Chadwyck-Healey Literature Collections ProQuest Information and Learning web site. This will open in a new browser window.

Text Conversion

From source text to screen: the digitisation process

The Chadwyck-Healey publishing team is proud of its reputation for the quality and reliability of its titles. The full-text content in Chadwyck-Healey Literature Collections boasts textual accuracy of between 99.97 and 99.995 per cent. To achieve this level of quality, we have spent over 50 million on digitisation over the last decade.

Selection of texts

Before texts are digitised, our publishing team works in close collaboration with international scholars, bibliographers, prestigious publishing houses (such as Faber & Faber), research libraries, national libraries and other experts to select and source texts. The guiding editorial policy is one of comprehensiveness, inclusion and authority.

Edward Lear: Nonsense Songs

Encoding and indexing

Once primary and secondary materials have been selected, the conversion process from original printed book to full-text database is labour-intensive, lengthy and expensive. First, copies of original documents are marked up by an editorial team for encoding in Standard Generalised Mark-up Language (SGML).

Edward Lear: Nonsense Songs marked up

SGML encoding of original texts allows works to be divided into content elements - such as chapter headings, paragraphs, footnotes, endnotes and illustrations - and recognised accordingly. For example, elements of dramatic works distinguished by the encoding scheme include scene, act, speaker, stage instructions and lists of characters. Marking up texts provides a route through vast amounts of data, enabling users to conduct different searches ranging from simple keyword searches to advanced searches combining a number of different data fields. SGML encoding also allows highly sophisticated indexing of information.

Bibliographic acknowledgements are included, which means that the electronic version of the text can be cited in research papers and publications.

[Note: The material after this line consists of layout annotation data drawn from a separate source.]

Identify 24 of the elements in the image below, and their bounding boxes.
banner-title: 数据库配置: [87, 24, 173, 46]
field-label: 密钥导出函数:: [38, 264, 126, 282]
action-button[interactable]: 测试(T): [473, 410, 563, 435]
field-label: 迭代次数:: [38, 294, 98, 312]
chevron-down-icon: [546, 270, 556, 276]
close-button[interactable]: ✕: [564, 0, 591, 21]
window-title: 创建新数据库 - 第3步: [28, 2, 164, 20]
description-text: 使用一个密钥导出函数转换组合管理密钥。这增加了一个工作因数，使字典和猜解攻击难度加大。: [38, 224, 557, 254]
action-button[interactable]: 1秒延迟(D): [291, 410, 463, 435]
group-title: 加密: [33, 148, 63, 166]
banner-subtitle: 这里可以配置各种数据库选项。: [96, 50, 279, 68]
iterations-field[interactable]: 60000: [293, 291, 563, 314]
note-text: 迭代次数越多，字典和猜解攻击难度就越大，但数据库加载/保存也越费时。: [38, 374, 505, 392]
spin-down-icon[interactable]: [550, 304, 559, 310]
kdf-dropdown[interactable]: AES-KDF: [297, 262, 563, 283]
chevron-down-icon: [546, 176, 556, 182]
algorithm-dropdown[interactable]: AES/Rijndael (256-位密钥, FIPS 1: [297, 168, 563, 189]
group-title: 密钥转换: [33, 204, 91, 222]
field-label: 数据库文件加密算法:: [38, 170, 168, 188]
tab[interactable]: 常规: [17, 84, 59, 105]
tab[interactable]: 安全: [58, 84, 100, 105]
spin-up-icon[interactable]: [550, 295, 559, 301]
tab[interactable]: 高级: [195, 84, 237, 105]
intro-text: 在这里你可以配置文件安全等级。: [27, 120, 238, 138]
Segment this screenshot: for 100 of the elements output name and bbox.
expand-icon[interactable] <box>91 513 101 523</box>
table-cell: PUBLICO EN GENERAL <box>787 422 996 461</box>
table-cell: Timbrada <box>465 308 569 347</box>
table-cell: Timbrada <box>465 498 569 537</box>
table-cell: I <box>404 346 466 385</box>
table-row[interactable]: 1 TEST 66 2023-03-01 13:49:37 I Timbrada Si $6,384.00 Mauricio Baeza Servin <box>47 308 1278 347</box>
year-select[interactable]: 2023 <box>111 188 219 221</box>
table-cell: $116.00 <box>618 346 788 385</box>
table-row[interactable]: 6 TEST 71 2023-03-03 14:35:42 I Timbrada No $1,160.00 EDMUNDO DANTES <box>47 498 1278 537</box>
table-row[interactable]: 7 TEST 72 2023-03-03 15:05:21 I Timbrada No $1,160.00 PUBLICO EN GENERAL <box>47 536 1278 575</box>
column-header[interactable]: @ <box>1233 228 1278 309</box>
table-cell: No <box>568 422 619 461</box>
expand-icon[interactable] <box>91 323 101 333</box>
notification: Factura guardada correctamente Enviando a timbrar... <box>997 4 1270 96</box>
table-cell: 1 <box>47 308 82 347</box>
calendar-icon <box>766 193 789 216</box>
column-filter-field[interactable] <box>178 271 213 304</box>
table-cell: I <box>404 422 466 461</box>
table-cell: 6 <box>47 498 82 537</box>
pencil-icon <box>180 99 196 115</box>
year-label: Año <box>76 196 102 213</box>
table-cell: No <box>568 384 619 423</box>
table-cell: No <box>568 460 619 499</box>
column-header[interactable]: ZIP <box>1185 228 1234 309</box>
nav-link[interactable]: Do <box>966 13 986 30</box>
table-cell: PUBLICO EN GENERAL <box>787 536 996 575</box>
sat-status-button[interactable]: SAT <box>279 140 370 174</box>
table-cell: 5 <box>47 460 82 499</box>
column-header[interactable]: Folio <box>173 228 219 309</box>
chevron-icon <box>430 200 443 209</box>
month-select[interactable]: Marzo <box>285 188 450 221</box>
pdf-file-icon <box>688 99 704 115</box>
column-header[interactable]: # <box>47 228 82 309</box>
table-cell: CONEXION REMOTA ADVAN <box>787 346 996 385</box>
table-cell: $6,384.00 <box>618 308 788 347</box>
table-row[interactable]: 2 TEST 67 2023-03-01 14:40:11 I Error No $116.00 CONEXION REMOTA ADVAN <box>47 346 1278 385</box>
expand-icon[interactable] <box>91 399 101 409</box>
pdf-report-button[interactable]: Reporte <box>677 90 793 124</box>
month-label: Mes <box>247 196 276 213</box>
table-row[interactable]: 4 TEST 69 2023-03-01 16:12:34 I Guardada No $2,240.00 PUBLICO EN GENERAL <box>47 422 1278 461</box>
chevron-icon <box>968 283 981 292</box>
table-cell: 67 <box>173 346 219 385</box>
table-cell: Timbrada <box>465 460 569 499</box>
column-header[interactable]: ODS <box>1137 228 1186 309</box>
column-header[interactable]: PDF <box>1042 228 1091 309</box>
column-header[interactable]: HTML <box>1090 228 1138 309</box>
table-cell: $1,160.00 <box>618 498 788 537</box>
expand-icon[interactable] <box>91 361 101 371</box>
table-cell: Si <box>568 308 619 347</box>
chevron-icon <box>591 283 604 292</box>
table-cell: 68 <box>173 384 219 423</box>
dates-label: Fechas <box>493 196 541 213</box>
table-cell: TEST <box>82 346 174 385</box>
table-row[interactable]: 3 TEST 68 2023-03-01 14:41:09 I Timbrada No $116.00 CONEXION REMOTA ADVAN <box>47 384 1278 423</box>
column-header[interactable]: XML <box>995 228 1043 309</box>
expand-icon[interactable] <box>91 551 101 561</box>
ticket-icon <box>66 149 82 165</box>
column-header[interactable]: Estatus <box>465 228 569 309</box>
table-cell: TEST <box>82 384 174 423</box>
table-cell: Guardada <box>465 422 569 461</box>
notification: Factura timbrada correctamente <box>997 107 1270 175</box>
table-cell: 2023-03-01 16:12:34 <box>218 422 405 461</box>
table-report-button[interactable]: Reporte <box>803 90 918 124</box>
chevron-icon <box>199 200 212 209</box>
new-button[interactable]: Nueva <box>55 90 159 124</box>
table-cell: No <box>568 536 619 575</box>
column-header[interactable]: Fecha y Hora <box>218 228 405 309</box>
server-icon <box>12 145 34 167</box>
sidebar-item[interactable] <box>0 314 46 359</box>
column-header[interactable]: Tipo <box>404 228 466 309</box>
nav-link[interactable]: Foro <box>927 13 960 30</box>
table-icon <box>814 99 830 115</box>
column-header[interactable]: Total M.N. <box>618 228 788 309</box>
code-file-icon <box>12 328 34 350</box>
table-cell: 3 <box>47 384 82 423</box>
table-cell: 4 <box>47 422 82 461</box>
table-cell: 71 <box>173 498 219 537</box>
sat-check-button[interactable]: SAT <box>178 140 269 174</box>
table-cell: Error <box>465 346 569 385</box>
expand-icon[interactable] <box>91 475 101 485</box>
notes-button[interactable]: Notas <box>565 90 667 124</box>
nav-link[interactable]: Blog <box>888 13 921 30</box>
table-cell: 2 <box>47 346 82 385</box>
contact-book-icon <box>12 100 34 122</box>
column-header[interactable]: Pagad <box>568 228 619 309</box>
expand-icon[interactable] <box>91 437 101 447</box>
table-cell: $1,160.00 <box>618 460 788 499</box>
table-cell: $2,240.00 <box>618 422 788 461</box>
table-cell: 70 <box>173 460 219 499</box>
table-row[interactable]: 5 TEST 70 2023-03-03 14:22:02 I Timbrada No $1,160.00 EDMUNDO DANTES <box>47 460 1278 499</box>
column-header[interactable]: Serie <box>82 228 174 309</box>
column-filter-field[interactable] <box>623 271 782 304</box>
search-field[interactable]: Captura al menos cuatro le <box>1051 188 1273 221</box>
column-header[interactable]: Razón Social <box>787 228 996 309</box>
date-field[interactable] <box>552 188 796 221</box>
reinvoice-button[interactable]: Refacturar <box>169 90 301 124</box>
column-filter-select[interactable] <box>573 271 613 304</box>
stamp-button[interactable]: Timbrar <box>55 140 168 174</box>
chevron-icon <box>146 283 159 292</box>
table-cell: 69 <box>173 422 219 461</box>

Copyright material is clearly marked as such.

Re-keying and scanning

Once texts have been marked up in SGML, they are usually manually re-keyed. Different methods are used, depending on the format and condition of the original volume. Texts are either double-keyed by two different operators and the resulting versions compared by computer programs for differences, or they are re-keyed once and compared to a version of the text generated by Optical Character Recognition (OCR) software. Re-keying allows us to preserve all idiosyncrasies of spelling, punctuation and page layout in the original texts; it is this attention to detail that enables scholars to depend on Chadwyck-Healey Literature Collections as reliable resources for serious research.

Edward Lear: Nonsense Songs coded version

Further verification

The next stage in the text conversion process is thorough proofreading of the converted texts against the original source material by our editorial teams. All SGML coding is also checked manually and by computer programs. Data is then passed to our software team for building into a searchable database and extensive product testing before being loaded online.

Edward Lear: Nonsense Songs online version

Many other electronic publishers use texts that have simply been scanned and run through OCR software programs that recognise and convert text from printed documents into computer code. Although OCR can be reliable when used on recent high-quality paper documents, no OCR software can guarantee perfect accuracy or eliminate the need for manual clean-up and proof-reading of texts by an editor for common mistakes, such as the letters 'P' and 'R' being misread by the software.

Preserving printed heritage for the 21st century

'Dirty ASCII' - standard OCR-generated text in American Standard Code for Information Interchange format that has not been proofread - is offered by many electronic publishers. Although you can search dirty ASCII text, the result will not be as accurate as searching keyed full text. For some texts in the Chadwyck-Healey Literature Collections, we have included high-resolution scans of page images as an additional feature, allowing users to consult a facsimile of the original printed text; however, this is always accompanied by re-keyed text rather than ASCII text.

Accuracy and authority

Scholars rely on Chadwyck-Healey databases to provide accurate search results and to deliver the same text as the original source material. Our text conversion processes ensure that our 99.97 to 99.995 per cent accuracy rate is not compromised and that our reputation for authoritative information and deep archives of primary material remains strong.